Sunday Night Takeaway: Irish provinces lick their wounds as Arsenal count cost of setback

The Gunners stumble as teams around them make up ground

Per Mertesacker, Arsenal, Arsene Wenger

Picture by: Frank Augstein / AP/Press Association Images

It was an intriguing Sunday in the world of sport, although an early red card at The Emirates Stadium spoiled what could have been an even more interesting game.

Chelsea still have the Indian sign over Arsenal

From red cards and getting on the right side of tight results (well, apart from the 6-0 a couple of years ago), Chelsea know what it takes to get past Arsenal.

And this evening, with both sides having different ambitions for the season, the same result transpired.

Arsenal's vulnerability when it comes to balls over the top of the defence had the end result of seeing Mertesacker sent off as the slow-paced defender's challenge saw Diego Costa go to ground with acres of space between the Gunners back-line and goalkeeper Petr Cech. 

A couple of old failings showed up for Arsenal when opportunities did arise at the other end with a snatching of chances and occasionally too many intricate passes being played before getting a shot away.

However, a positive for Arsene Wenger is the fact they did not cave in at 1-0 and one man down, although that might have to do with Chelsea not going for the kill.

More worryingly, a potent looking Tottenham are just two points behind them in a four-horse race for the Premier League title, and Wenger will rue the late concession of Joe Allen's late goal for Liverpool in the 3-3 draw from earlier this month which could have given Arsenal a greater cushion in the table.

 

A sorry few months for the Irish provinces draws to a close

Ulster were always going to be reliant on a couple of results going their way today in their hopes of a Champions Cup quarter-final place.

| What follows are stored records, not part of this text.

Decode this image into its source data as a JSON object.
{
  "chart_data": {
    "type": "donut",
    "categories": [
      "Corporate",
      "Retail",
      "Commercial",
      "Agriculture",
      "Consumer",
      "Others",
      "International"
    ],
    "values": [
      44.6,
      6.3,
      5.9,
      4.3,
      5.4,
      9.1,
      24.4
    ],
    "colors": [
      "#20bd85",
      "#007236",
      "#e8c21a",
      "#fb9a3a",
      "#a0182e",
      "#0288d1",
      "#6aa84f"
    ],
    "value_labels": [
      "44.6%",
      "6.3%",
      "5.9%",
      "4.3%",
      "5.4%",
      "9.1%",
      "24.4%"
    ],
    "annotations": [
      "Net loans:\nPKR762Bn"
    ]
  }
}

But as it happened, Stade Francais got the bonus point win they needed to get into the Top 8 sides for the pool stages.

All of which means the Irish provinces collectively miss out on the European knockout stages for the first time since the 1997-98 season in the old Heineken Cup.

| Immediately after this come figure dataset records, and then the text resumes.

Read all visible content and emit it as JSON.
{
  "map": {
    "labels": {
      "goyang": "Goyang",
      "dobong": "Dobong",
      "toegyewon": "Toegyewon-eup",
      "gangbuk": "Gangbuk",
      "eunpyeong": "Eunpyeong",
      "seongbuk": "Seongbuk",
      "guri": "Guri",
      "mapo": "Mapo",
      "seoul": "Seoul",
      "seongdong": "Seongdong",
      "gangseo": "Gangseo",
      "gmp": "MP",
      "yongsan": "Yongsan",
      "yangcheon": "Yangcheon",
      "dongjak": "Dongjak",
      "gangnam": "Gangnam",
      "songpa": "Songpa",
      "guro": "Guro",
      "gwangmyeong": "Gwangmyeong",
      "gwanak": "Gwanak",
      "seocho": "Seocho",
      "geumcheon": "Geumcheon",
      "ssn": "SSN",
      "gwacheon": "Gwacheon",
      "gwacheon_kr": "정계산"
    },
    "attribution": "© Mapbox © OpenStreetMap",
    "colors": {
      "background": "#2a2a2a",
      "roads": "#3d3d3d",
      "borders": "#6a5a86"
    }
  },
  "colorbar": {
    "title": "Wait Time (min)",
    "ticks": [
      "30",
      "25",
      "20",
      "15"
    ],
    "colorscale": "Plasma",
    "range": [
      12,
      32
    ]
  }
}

Leinster and Munster in particular suffered major setbacks, with Leo Cullen's side bottom of their tough pool after a single win in six games.

Stung by Wasps home and away with a total points difference of -68 from those two games, it was a chastening experience for the three-time champions.

Ulster got closest to the knockout stages as they were left ruing home and away losses to Saracens.

There had been worries that the French and English sides would start asseting even more of a stranglehold on the Champions Cup due to the huge wages they can pay and five Premiership teams and three Top 14 sides in the last-8 tells its own story.